HDP: Halkın iradesine yapılan darbeye hayır

BİRGÜN İZMİR

HDP İzmir İl Örgütü Diyarbakır, Mardin ve Van Belediye Eş Başkanlarının, İçişleri Bakanlığı’nın emri ile görevden alınmalarını, “yeni ve açık bir siyasi darbe” olarak niteledi.

Bugün İzmir İl binasında düzenlenen basın toplantısında konuşan HDP İzmir İl Eş Başkanı Besriye Tekgür, “Bu aynı zamanda Kürt halkının siyasi iradesine dönük açık ve düşmanca bir tutumdur. İçişleri Bakanlığı hak ve özgürlüklerin gasp edilmesinin, provokasyonların, demokrasinin zerresini bile bırakmayan karar ve uygulamaların tetikçisidir ve bir darbe odağıdır” dedi.

“SANDIKTA KAYBETTİĞİNİ DEVLET ZORUYLA ALMAK İSTEMEKTEDİR”

Tekgür sözlerini şöyle devam etti:

“Kayyımlar döneminde bu 3 büyükşehir başta olmak üzere bütün belediyelerin kaynakları tüketilmiş, Sayıştay raporlarında da görüldüğü gibi, kayyımlar aracılığıyla yolsuzlukların ve hırsızlıkların odağı olmuştur geride enkaz bırakılmıştır. Bu iktidar ve İçişleri Bakanlığı; geçmiş kayyım döneminde yapılan yolsuzlukların ve usulsüzlüklerin ortaya çıkarılmasını ve halkın kaynaklarını çalıp çırpan kayyımların rezilliklerinin ortaya saçılmasını hazmedememiştir. Yerelde de asker ve sivil bürokrasi bu yolsuzluk düzeninden beslendiği için kayyımlar döneminin destekçisi olmuştur. Bu iktidarın zerre kadar demokratik meşruiyeti kalmamıştır. Halkın iradesini gasp etmek, seçim sonucunda sandıkta kazanamadıklarını devlet şiddeti, zoru ve hilesi ile gasp etmek bu iktidarın, AKP-MHP ittifakının bir politikası olmuştur. Bu iktidar güçleri sandıkta kaybettiğini devlet zoruyla almak istemektedir.”

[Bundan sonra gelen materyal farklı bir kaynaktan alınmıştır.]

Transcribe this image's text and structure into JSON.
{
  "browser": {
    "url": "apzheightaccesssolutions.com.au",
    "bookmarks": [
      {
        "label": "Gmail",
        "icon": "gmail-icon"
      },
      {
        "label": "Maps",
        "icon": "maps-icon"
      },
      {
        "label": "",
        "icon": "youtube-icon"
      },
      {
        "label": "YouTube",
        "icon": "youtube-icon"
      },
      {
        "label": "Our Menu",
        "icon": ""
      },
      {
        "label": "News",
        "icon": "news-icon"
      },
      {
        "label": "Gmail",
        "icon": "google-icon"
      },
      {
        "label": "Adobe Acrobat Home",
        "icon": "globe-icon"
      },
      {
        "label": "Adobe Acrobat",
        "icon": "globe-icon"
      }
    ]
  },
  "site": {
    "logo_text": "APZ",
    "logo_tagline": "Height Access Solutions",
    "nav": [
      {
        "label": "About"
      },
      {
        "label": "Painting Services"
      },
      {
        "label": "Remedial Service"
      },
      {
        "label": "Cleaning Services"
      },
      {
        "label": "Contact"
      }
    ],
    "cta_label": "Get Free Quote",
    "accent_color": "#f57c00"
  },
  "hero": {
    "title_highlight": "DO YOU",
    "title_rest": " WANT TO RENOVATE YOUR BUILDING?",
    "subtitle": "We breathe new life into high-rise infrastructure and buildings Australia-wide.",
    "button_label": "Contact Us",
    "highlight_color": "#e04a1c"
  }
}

“BU UYGULAMALARI HALKIMIZ ASLA KABULLENMEYECEKTİR”

Halkın bu uygulamaları asla kabul etmeyeceğini kaydeden Tekgür, halkın daha önceden de olduğu gibi iradesine, seçilmişlerine ve partisine sahip çıkacağını belirterek şunları söyledi:

“Türkiye’nin her bir köşesinde 31 Mart ve 23 Haziran’da oy kullanmış, AKP-MHP ittifakının kaybetmesi ve demokrasinin kazanması için çalışmış olan herkese çağrımızdır. Bu sadece HDP’nin ve Kürt halkının sorunu değildir; tüm Türkiye halklarının, tüm demokrasi güçlerinin ortak sorunudur. Unutmayalım ki Kürt halkının iradesine karşı yapılan darbe tüm Türkiye halklarına karşı yapılmış bir darbedir. İstanbul seçimlerinde yapılmak istenen hukuksuzluğa tüm Türkiye halkları olarak nasıl dur dediysek bugün de Diyarbakır, Mardin ve Van'daki hukuksuzluğa dur deme zamanıdır. Halkın iradesini gasp eden, sandık iradesini ve seçimleri tanımayan bir iktidar karşısında tüm demokrasi güçlerini, vicdan sahibi tüm yurttaşlarımızı, Meclis içindeki ve dışındaki tüm muhalefet partilerini, sivil toplum kuruluşlarını, sendika ve meslek birliklerini, demokratik dernekleri dayanışmaya çağırıyoruz. Bu iktidara karşı bütün meşru ve demokratik mücadele yollarını kullanmak hem anayasal hem de evrensel hukuktan kaynaklanan tartışılmaz bir haktır. Demokrasiyi ancak demokrasi güçlerinin ortak ve kararlı mücadelesi ile kazanabiliriz. Susmayacağız, susmak onaylamaktır.”